How to draw data dependency waits when drawing a 5 stage pipeline diagram?

How to draw data dependency waits when drawing a 5 stage pipeline diagram? Is my answer correct?

Instructions

1. ADD X, Y, Y
2. ADD Z, Y, X
3. SUB V, X, W
4. ADD Z, Z, V

Here is the Pipeline diagram

Is my pipeline diagram correct?

Solution

I assume that the instruction format is op <dest>, <src1>, <src2>

We can track the dependency explicitly

1. ADD X, Y, Y    Depends on: Y     Produces: X
2. ADD Z, Y, X    Depends on: Y, X  Produces: Z
3. SUB V, X, W    Depends on: X, W  Produces: V
4. ADD Z, Z, V    Depends on: Z, V  Produces: Z

Knowing that there is no operand forwarding, and instruction i can read a result of an instruction j only after j completes the WR stage.

ADD X, Y, Y depends on Y but no instruction produces it, it is already ready. Thus it can start executing just after being fetched and decoded.
So it starts on cycle 1 and ends on cycle 5

ADD Z, Y, X is fetched as soon as the fetch unit is free, this happen at cycle 2. It is then decode as soon as the decode unit is free after that, at cycle 3.
It cannot be executed right after, on cycle 4, because it depends on Y and X, the latter being produced by instruction 1 and thus available only at cycle 6.
Note here that the stage that is stalling is not IF but ID. It is this stage that is prevented from moving data on the next one. Imagine there is a latch between each stage.
IF can starts fetching the new instruction on the next cycle but it cannot complete (i.e. must be stalled too) until ID is allowed to write its output (otherwise the input of ID would change and so would its output).
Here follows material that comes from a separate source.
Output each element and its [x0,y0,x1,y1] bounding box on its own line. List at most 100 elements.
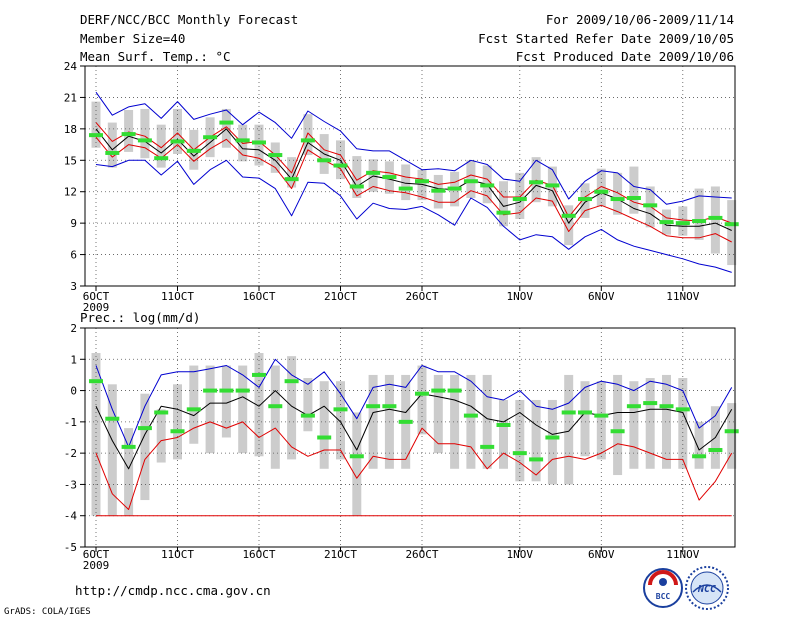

SUB V, X, W can be fetched at cycle 3 because the fetching of instruction 2 ends at cycle 3 and so the fetch unit is free.
However the fetch unit cannot write the result in the latch between itself and the decode unit because the decode unit is stalled and must keep its current input value (or the decode would change).
So the fetch must be stalled too, until the decode unit writes to its output latch at cycle 6.
The decode can thus start at cycle 6.
The instruction depends on X and W, the former is available at cycle 6 and the latter since cycle 1; thus the EX can starts just after ID, i.e. at cycle 7.

ADD Z, Z, V can start being fetched at cycle 6, when the fetch unit had written its result to the latch to the decode unit.
The execution can start only at cycle 10 because this instruction depends on V that is produced by instruction 3 at cycle 10.
The dependency on Z is not a problem since this data is available at cycle 9.